We’ll keep you updated as new details emerge.
9 comments
yes
There is more errors in this article then in My Spelling first you say ” major security Hole found in Intel, AMD and arm processers and then in the very Last Line you consid well AMD isn’t affectet any way, AMD never could get affectet by this sins there cpus are construcktet very diffrent. Then you say newer gen cpus aren’t affectet this is again wrong even Intels Newest cpus has this design flaw, IT takes years to develop a cpu and you can’t Just chance the intire Intel CPU infrastruktur in a few months. And lastly i see No mention of the fact that even Intel has admitted that this fix may slowdown processers some af much as 30%. My spelling is atrosies especialy on this old tablet that keeps trying to translate every Word i type into My native tung, so considering the Last article you had Just before this one about we should All get Better at checking the articles we read to avoid fake news, maybe you should have spent 2 more minuts fact checking this One and i promish to spent 2 More minuts spellchecking next time and disabeling this damn suggestet Spelling Feature
“Thank you for your comments. There are 3 variants of the flaw. Please find below some general information about how each of them impacts processors:
– Variant 1 (Spectre): Bounds check by pass (CVE-2017-5753). This is software patchable and affects almost all modern processors.

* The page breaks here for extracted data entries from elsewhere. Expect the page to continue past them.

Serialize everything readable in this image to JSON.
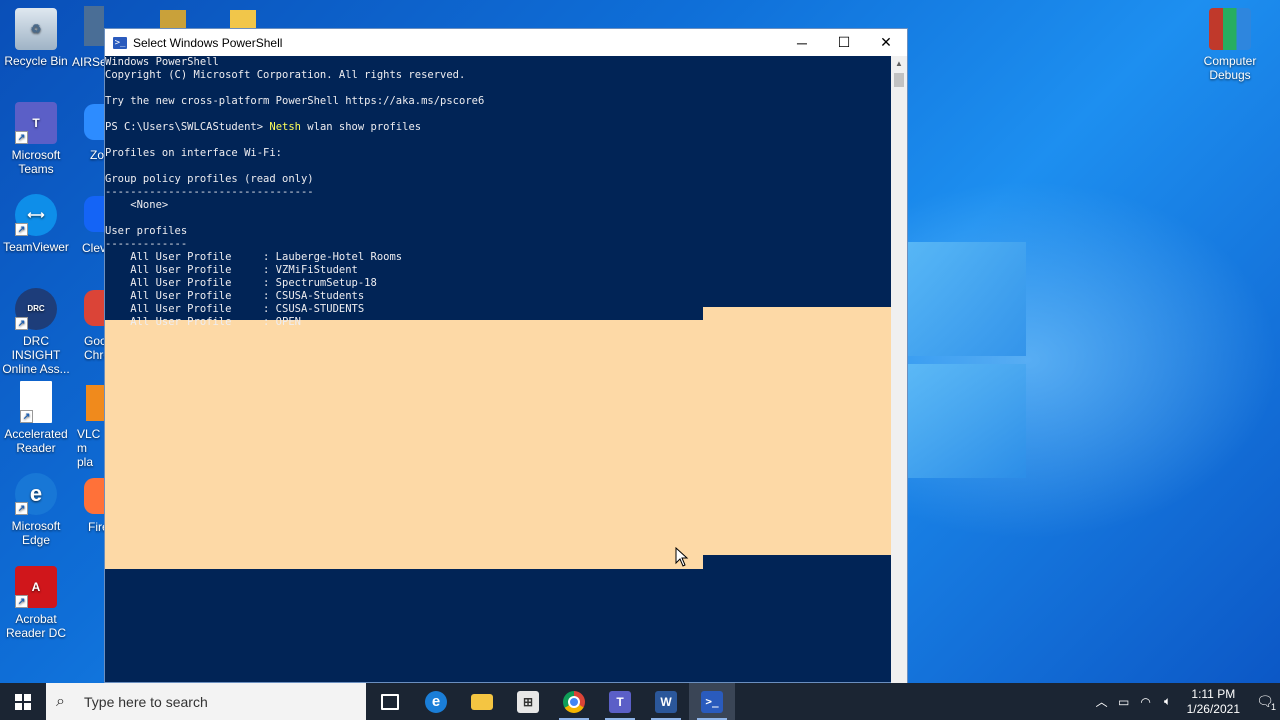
{
  "desktop": {
    "icons": [
      {
        "label": "Recycle Bin",
        "icon": "recycle-bin-icon"
      },
      {
        "label": "Microsoft Teams",
        "icon": "teams-icon"
      },
      {
        "label": "TeamViewer",
        "icon": "teamviewer-icon"
      },
      {
        "label": "DRC INSIGHT Online Ass...",
        "icon": "drc-insight-icon"
      },
      {
        "label": "Accelerated Reader",
        "icon": "document-icon"
      },
      {
        "label": "Microsoft Edge",
        "icon": "edge-icon"
      },
      {
        "label": "Acrobat Reader DC",
        "icon": "acrobat-icon"
      }
    ],
    "partial_labels": [
      "AIRSec",
      "Zo",
      "Clev",
      "Goo Chro",
      "VLC m pla",
      "Fire"
    ],
    "right_icon": {
      "label": "Computer Debugs",
      "icon": "winrar-icon"
    }
  },
  "window": {
    "title": "Select Windows PowerShell",
    "minimize": "─",
    "maximize": "☐",
    "close": "✕",
    "console_lines": [
      {
        "text": "Windows PowerShell"
      },
      {
        "text": "Copyright (C) Microsoft Corporation. All rights reserved."
      },
      {
        "text": ""
      },
      {
        "text": "Try the new cross-platform PowerShell https://aka.ms/pscore6"
      },
      {
        "text": ""
      },
      {
        "prompt": "PS C:\\Users\\SWLCAStudent> ",
        "cmd": "Netsh",
        "args": " wlan show profiles"
      },
      {
        "text": ""
      },
      {
        "text": "Profiles on interface Wi-Fi:"
      },
      {
        "text": ""
      },
      {
        "text": "Group policy profiles (read only)"
      },
      {
        "text": "---------------------------------"
      },
      {
        "text": "    <None>"
      },
      {
        "text": ""
      },
      {
        "text": "User profiles"
      },
      {
        "text": "-------------"
      },
      {
        "text": "    All User Profile     : Lauberge-Hotel Rooms"
      },
      {
        "text": "    All User Profile     : VZMiFiStudent"
      },
      {
        "text": "    All User Profile     : SpectrumSetup-18"
      },
      {
        "text": "    All User Profile     : CSUSA-Students"
      },
      {
        "text": "    All User Profile     : CSUSA-STUDENTS"
      },
      {
        "text": "    All User Profile     : OPEN"
      }
    ],
    "selection_color": "#fdd9a6",
    "background_color": "#012456"
  },
  "taskbar": {
    "search_placeholder": "Type here to search",
    "apps": [
      {
        "name": "task-view",
        "icon": "task-view-icon"
      },
      {
        "name": "edge",
        "icon": "edge-icon"
      },
      {
        "name": "file-explorer",
        "icon": "folder-icon"
      },
      {
        "name": "microsoft-store",
        "icon": "store-icon"
      },
      {
        "name": "chrome",
        "icon": "chrome-icon"
      },
      {
        "name": "teams",
        "icon": "teams-icon"
      },
      {
        "name": "word",
        "icon": "word-icon"
      },
      {
        "name": "powershell",
        "icon": "powershell-icon"
      }
    ],
    "clock_time": "1:11 PM",
    "clock_date": "1/26/2021",
    "notification_count": "1"
  }
}
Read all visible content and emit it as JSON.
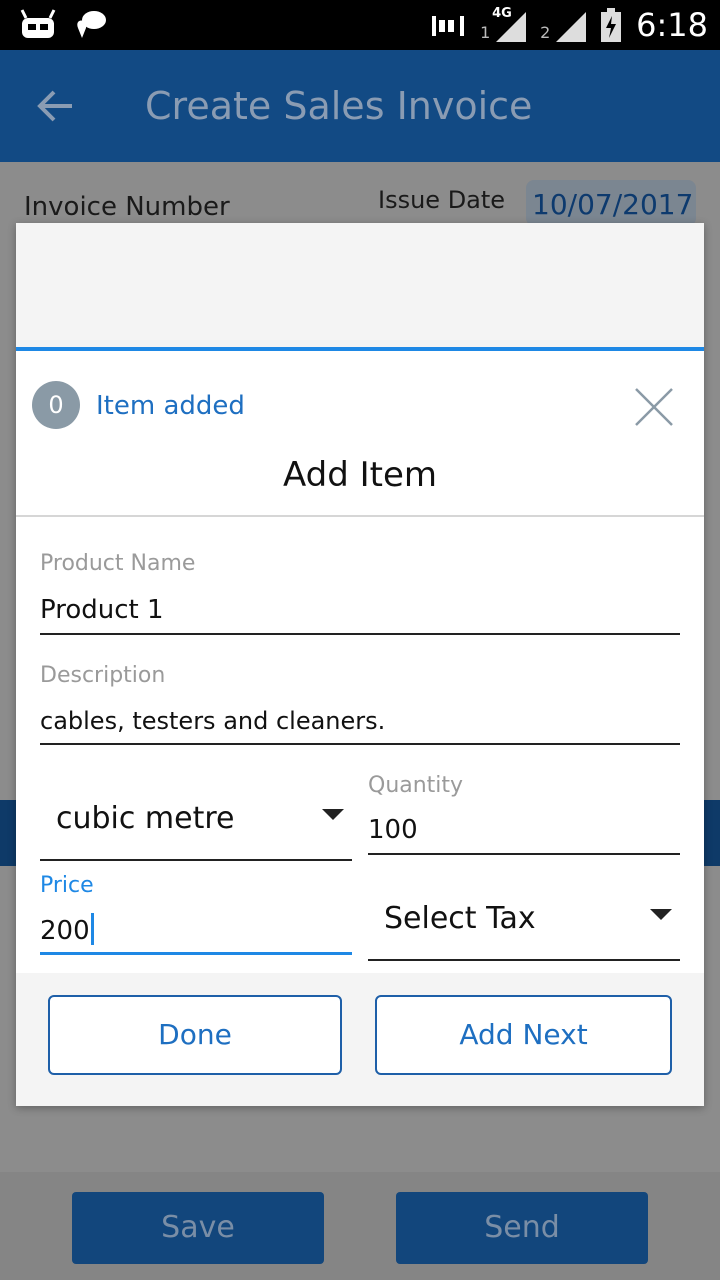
{
  "status_bar": {
    "time": "6:18",
    "sim1_label": "1",
    "sim1_network": "4G",
    "sim2_label": "2"
  },
  "app_bar": {
    "title": "Create Sales Invoice"
  },
  "background_form": {
    "invoice_number_label": "Invoice Number",
    "issue_date_label": "Issue Date",
    "issue_date_value": "10/07/2017",
    "save_label": "Save",
    "send_label": "Send"
  },
  "dialog": {
    "items_added_count": "0",
    "items_added_text": "Item added",
    "title": "Add Item",
    "product_name": {
      "label": "Product Name",
      "value": "Product 1"
    },
    "description": {
      "label": "Description",
      "value": "cables, testers and cleaners."
    },
    "unit_select": {
      "value": "cubic metre"
    },
    "quantity": {
      "label": "Quantity",
      "value": "100"
    },
    "price": {
      "label": "Price",
      "value": "200"
    },
    "tax_select": {
      "value": "Select Tax"
    },
    "done_label": "Done",
    "add_next_label": "Add Next"
  },
  "colors": {
    "app_bar": "#124a84",
    "accent": "#1e88e5",
    "link_text": "#1e6fc1"
  }
}
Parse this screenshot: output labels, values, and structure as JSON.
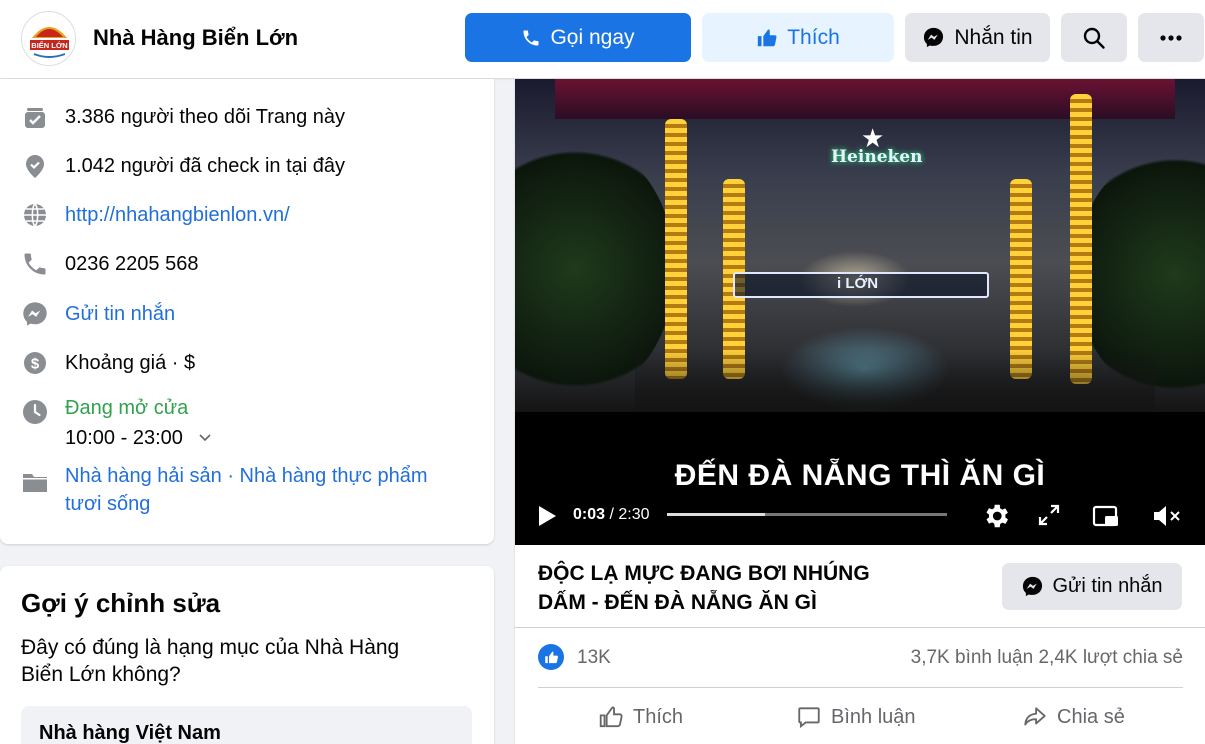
{
  "header": {
    "page_name": "Nhà Hàng Biển Lớn",
    "logo_text": "BIỂN LỚN",
    "call_label": "Gọi ngay",
    "like_label": "Thích",
    "message_label": "Nhắn tin"
  },
  "about": {
    "followers": "3.386 người theo dõi Trang này",
    "checkins": "1.042 người đã check in tại đây",
    "website": "http://nhahangbienlon.vn/",
    "phone": "0236 2205 568",
    "send_message": "Gửi tin nhắn",
    "price_range": "Khoảng giá · $",
    "open_status": "Đang mở cửa",
    "hours": "10:00 - 23:00",
    "category_line1": "Nhà hàng hải sản · Nhà hàng thực phẩm",
    "category_line2": "tươi sống"
  },
  "suggest": {
    "title": "Gợi ý chỉnh sửa",
    "question_line1": "Đây có đúng là hạng mục của Nhà Hàng",
    "question_line2": "Biển Lớn không?",
    "category": "Nhà hàng Việt Nam"
  },
  "video": {
    "sign_text": "Heineken",
    "led_text": "i LỚN",
    "caption": "ĐẾN ĐÀ NẴNG THÌ ĂN GÌ",
    "current_time": "0:03",
    "duration": "/ 2:30",
    "progress_fraction": 0.35
  },
  "post": {
    "title_line1": "ĐỘC LẠ MỰC ĐANG BƠI NHÚNG",
    "title_line2": "DẤM - ĐẾN ĐÀ NẴNG ĂN GÌ",
    "send_message_label": "Gửi tin nhắn",
    "likes": "13K",
    "comments": "3,7K bình luận",
    "shares": "2,4K lượt chia sẻ",
    "action_like": "Thích",
    "action_comment": "Bình luận",
    "action_share": "Chia sẻ"
  },
  "colors": {
    "accent": "#1b74e4",
    "link": "#216fdb",
    "open_green": "#31a24c"
  }
}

– Variant 2 (Spectre): Branch target injection (CVE-2017-5715). Variant 3 (Meltdown): Rogue data cache load (CVE-2017-5754). These two are not patchable and affect Intel and potentially ARM.
For detailed information about how AMD, ARM and Intel chips are affected by this security hole, please refer to the following official pages:
1. Please check this official page where AMD details the impact of the 3 variants of the exploit, and how to resolve them: https://www.amd.com/en/corporate/speculative-execution
2. Please check this official page where ARM details how its processors are affected by the 3 variants of the flaw: https://developer.arm.com/support/security-update
3. Intel-based platforms impacted by this issue are listed on the following Intel official page https://security-center.intel.com/advisory.aspx?intelid=INTEL-SA-00088&languageid=en-fr
4. At the time of writing the article there weren’t any tests regarding the impact of installing the patch on system performance. As of January 5t, TechSpot and Guru3D performed some benchmarks for Windows. Both sites concluded that desktop users don’t have much to worry about. Some PC games see a small 2% slowdown with the patch, which is within the margin of error, while others appear to perform identically. 3D rendering, productivity software, file compression tools, and encryption utilities appear unaffected. However, file read and write benchmarks do show noticeable differences. The speed of quickly reading a large amount of small files dropped about 23% in Techspot’s benchmarks, and Guru3D found something similar.
I think it is way past time security solutions, like anti-malware, evolve.
Since Intel AMT was introduced into all comsummer systems, not only corporate, we are exposed to huge security risks. I understand these new design holes as “optimization abuse”, and the solution would be security software to tap into BIOS and even microcode, Operating System kernel, USB, everything including hardware dongles. It is sad, but hardware makers made it.
With GDPR taking effect from May it feels like this could be the first of many cyber security threats in 2018, as hackers rise to the challenge. It’s even more worrying given that over 50% of global Microsoft machines no longer receive any OS support to protect against new security risks.